= Specific risk =

Risk affecting a particular asset or company, reducible through diversification

In finance, a specific risk is a risk that affects a very small number of assets. This is sometimes referred to as "unsystematic risk". In a balanced portfolio of assets there would be a spread between general market risk and risks specific to individual components of that portfolio. Determination of the extent of exposure to individual risks is made using models such as Treynor-Black in which the optimal share of a security is inversely proportional to the square of its specific risk.

An example would be news that is specific to either one company or a group of companies, such as the loss of a patent or a major natural disaster affecting the company's operation.

Unlike systematic risk or global risk of international markets, specific risk can be diversified away. In fact, most unsystematic risk is removed by holding a portfolio of about twenty-five to thirty securities.

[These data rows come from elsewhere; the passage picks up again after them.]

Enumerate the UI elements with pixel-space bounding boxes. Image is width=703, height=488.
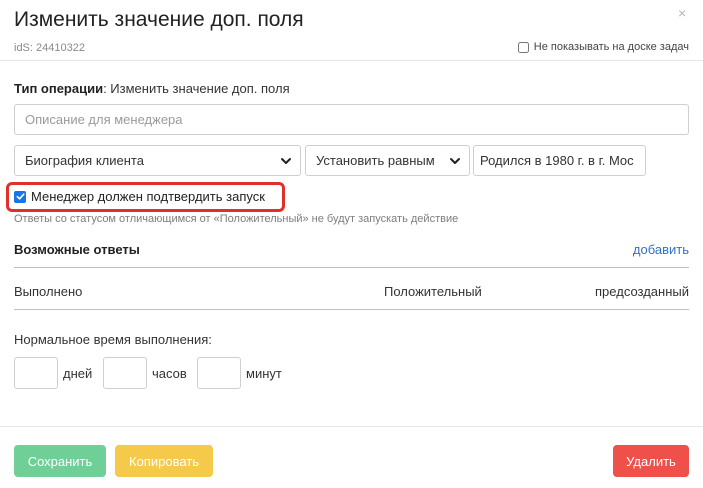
operation-type: Тип операции: Изменить значение доп. пол… xyxy=(14,81,290,96)
normal-time-label: Нормальное время выполнения: xyxy=(14,332,212,347)
edit-field-modal: Изменить значение доп. поля × idS: 24410… xyxy=(0,0,703,488)
confirm-hint: Ответы со статусом отличающимся от «Поло… xyxy=(14,213,459,225)
copy-button[interactable]: Копировать xyxy=(115,445,213,477)
answers-header-divider xyxy=(14,267,689,268)
operator-select[interactable]: Установить равным xyxy=(305,145,470,176)
footer-divider xyxy=(0,426,703,427)
ids-label: idS: 24410322 xyxy=(14,42,85,54)
manager-confirm-option[interactable]: Менеджер должен подтвердить запуск xyxy=(14,189,265,204)
answer-type: предсозданный xyxy=(595,284,689,299)
field-value-input[interactable]: Родился в 1980 г. в г. Мос xyxy=(473,145,646,176)
field-select[interactable]: Биография клиента xyxy=(14,145,301,176)
operation-type-value: : Изменить значение доп. поля xyxy=(103,81,290,96)
manager-description-input[interactable] xyxy=(14,104,689,135)
days-input[interactable] xyxy=(14,357,58,389)
close-icon[interactable]: × xyxy=(678,5,686,21)
answer-status: Положительный xyxy=(384,284,482,299)
delete-button[interactable]: Удалить xyxy=(613,445,689,477)
modal-title: Изменить значение доп. поля xyxy=(14,8,304,31)
hours-label: часов xyxy=(152,366,187,381)
checkmark-icon xyxy=(16,193,25,200)
operator-select-value: Установить равным xyxy=(316,153,435,168)
manager-confirm-label: Менеджер должен подтвердить запуск xyxy=(31,189,265,204)
manager-confirm-checkbox[interactable] xyxy=(14,190,26,203)
answer-name: Выполнено xyxy=(14,284,83,299)
answers-title: Возможные ответы xyxy=(14,242,140,257)
hide-on-board-option[interactable]: Не показывать на доске задач xyxy=(517,41,689,53)
hide-on-board-label: Не показывать на доске задач xyxy=(533,41,689,53)
hours-input[interactable] xyxy=(103,357,147,389)
answers-row-divider xyxy=(14,309,689,310)
hide-on-board-checkbox[interactable] xyxy=(517,41,529,53)
minutes-label: минут xyxy=(246,366,282,381)
header-divider xyxy=(0,60,703,61)
chevron-down-icon xyxy=(281,158,291,164)
field-select-value: Биография клиента xyxy=(25,153,144,168)
add-answer-link[interactable]: добавить xyxy=(633,242,689,257)
minutes-input[interactable] xyxy=(197,357,241,389)
save-button[interactable]: Сохранить xyxy=(14,445,106,477)
chevron-down-icon xyxy=(450,158,460,164)
operation-type-label: Тип операции xyxy=(14,81,104,96)
days-label: дней xyxy=(63,366,93,381)
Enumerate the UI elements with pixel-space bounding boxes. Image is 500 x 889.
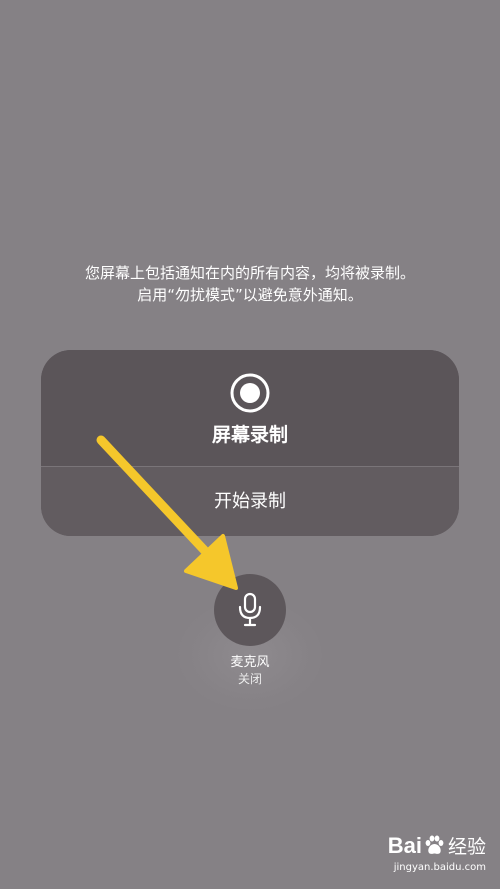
screen-recording-header: 屏幕录制 — [41, 350, 459, 466]
watermark-logo-right: 经验 — [447, 837, 486, 858]
microphone-label: 麦克风 — [230, 655, 270, 670]
record-icon — [230, 373, 270, 413]
notice-line-1: 您屏幕上包括通知在内的所有内容，均将被录制。 — [84, 264, 415, 282]
watermark-url: jingyan.baidu.com — [393, 862, 486, 873]
watermark-logo-left: Bai — [387, 833, 422, 858]
start-recording-button[interactable]: 开始录制 — [41, 467, 459, 536]
watermark-logo: Bai 经验 — [388, 831, 486, 861]
screen-recording-title: 屏幕录制 — [211, 424, 288, 446]
baidu-paw-icon — [425, 835, 444, 854]
recording-notice: 您屏幕上包括通知在内的所有内容，均将被录制。 启用“勿扰模式”以避免意外通知。 — [0, 262, 500, 306]
microphone-icon — [238, 592, 262, 627]
screen-recording-card: 屏幕录制 开始录制 — [41, 350, 459, 536]
microphone-button[interactable] — [214, 574, 286, 646]
screen-recording-panel: 您屏幕上包括通知在内的所有内容，均将被录制。 启用“勿扰模式”以避免意外通知。 … — [0, 0, 500, 889]
notice-line-2: 启用“勿扰模式”以避免意外通知。 — [137, 286, 363, 304]
microphone-status: 关闭 — [237, 672, 262, 686]
baidu-jingyan-watermark: Bai 经验 jingyan.baidu.com — [366, 831, 486, 881]
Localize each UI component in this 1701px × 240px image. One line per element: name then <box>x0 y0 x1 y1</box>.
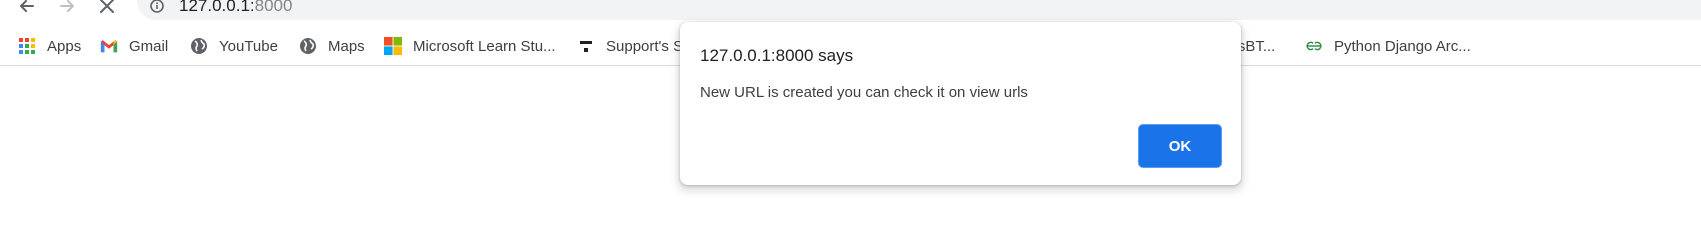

==Diversification and expected return==

Specific risk is generally not expected to earn a risk premium in a well-diversified portfolio, because it can be reduced by holding assets whose returns are not perfectly correlated. In the capital asset pricing model, expected return is linked to systematic risk, commonly measured by beta, rather than to diversifiable specific risk.

Diversification reduces exposure to events affecting a single company or small group of companies, such as firm-specific operational problems, litigation, or changes in competitive position. Investor education materials describe diversification as spreading investments among different assets to reduce risk, while noting that it does not eliminate all investment risk.